Cardoso, Carlos, Afonso, Cláudia, Lourenço, Helena, Nunes, Maria Leonor
Food control 2013 v.34 no.2 pp. 581-588
children, docosahexaenoic acid, eicosapentaenoic acid, hake, mackerel, methylmercury compounds, pelagic fish, pregnant women, risk, sardines, seafoods, selenium, Portugal
For hake, ray, and silver scabbard fish, the intake of methylmercury (methyl-Hg), selenium (Se), and eicosapentaenoic + docosahexaenoic fatty acids (EPA + DHA) through their consumption in Portugal and the associated probability of exceeding the provisional tolerable weekly intake (PTWI), the recommended daily allowance (RDA), and the recommended daily intake (RDI), respectively, were estimated. For this, the methyl-Hg, Se, and EPA + DHA concentrations in the studied fish species were combined with constructed consumption scenarios for the elaboration of consumption recommendations or with a hypothesized Portuguese consumption distribution with the purpose of estimating the risk-benefit situation in Portugal.It was calculated that the probabilities of the methyl-Hg intakes exceeding the PTWI were always higher than the probabilities of the Se and EPA + DHA intakes surpassing the recommended thresholds, RDA and RDI, respectively, regardless of the species.

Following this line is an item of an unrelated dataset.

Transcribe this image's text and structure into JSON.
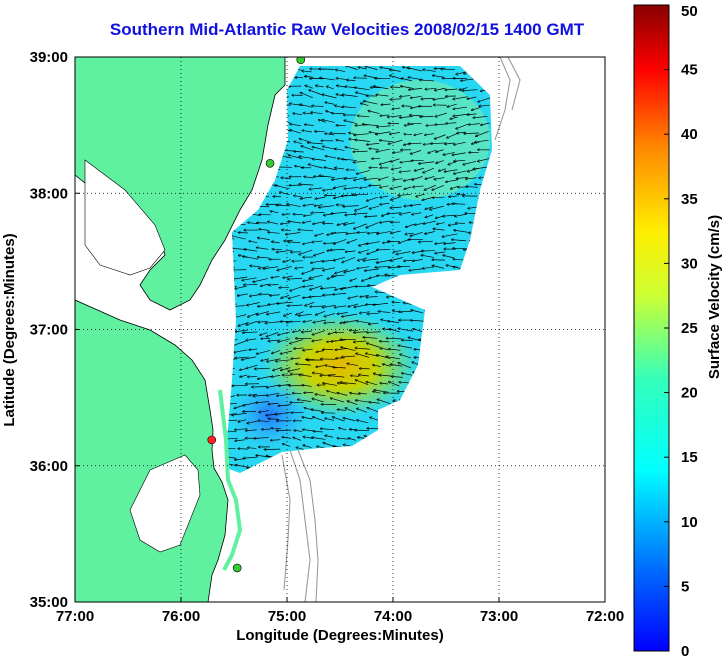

The consumption of the three fish species should be limited to less than one meal per week, since this consumption frequency entailed a probability of exceeding the methyl-Hg PTWI ranging from 1:213 in hake to 1:4 in silver scabbard fish. For the Portuguese population, hake consumption −48.3 g/(week.person) — may be excessive, since a probability of 1:310 (meaning 320 persons at risk in 100,000) of the methyl-Hg intake exceeding the PTWI through this species consumption was calculated. Particularly, this applies to that fraction of the population whose hake consumption frequency is two or more weekly meals (which may reach 19.7%) and to more vulnerable groups such as pregnant women and small children, which should choose alternative fish species with lower methyl-Hg contents, such as, small pelagic fish (sardine, scad, or mackerel).